3
Literacy or Literacies in Rome?
Greg Woolf
A great deal is now agreed about Roman uses of writing. It is certain that
relatively few individuals possessed that broad set of skills in creating and
using texts that today we term full literacy. It is also clear that a far greater
proportion of the population of the Roman empire could make use of texts
than was the case in most ancient societies.^1 That the Roman world was
once awash with documents is also clear, even if hardly any have survived.

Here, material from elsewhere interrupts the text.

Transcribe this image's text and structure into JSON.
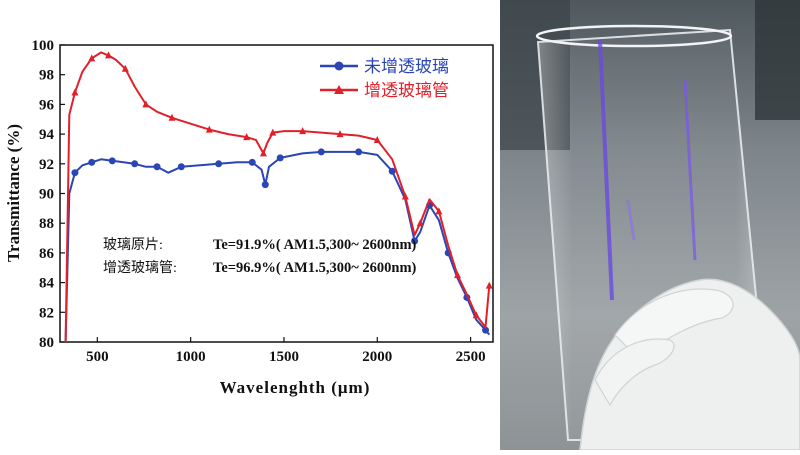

Papyri from interior Egypt and other arid areas of the Roman Near East;
waterlogged writing tablets from Vindolanda and other military sites; ritual
inscriptions on stone and on lead from all over the empire; the vast number
of brick stamps, potters’ marks, and other epigraphy oninstrumentum
domesticum; graffiti onostrakaand standing structures: all substantiate the
impression given by a mass of literary and legal sources, and by the abundant
textual relics of the Vesuvian cities. Writing was in widespread use through-
out the empire. Texts were produced, stored, and referred to in vast num-
bers. The precious remains of genuine documents—contracts, wills,
vadimonia, and the like—together with monumental epigraphy, show that
writing was also accorded a certain authority per se, not unlike the authority
that written documents possess in our own societies.^2 We can go further.
Writing articulated the complex economic and administrative systems on
which the empire, its cities, and their inhabitants depended. The Roman
empire, and its societies, could not have functioned without it.
My aim in this chapter is to ask some questions about how this
situation came about. I want in particular to raise questions about how
different uses of writing were related to each other in the Roman world.
Should we envisage a range of literacies—literary, commercial, religious,
military, and so on—differentiated by the social location of those who
- Harris 1989 firmly established the limitations of literacy. The studies gathered in
Humphrey 1991 and Bowman and Woolf 1994 (largely in response to Harris) did not
challenge this central contention. For other ancient literacies see the studies gathered in
Schousboe and Larsen 1989 and Gledhill, Bender, and Larsen 1988. - Meyer 2004 for a recent exploration of this.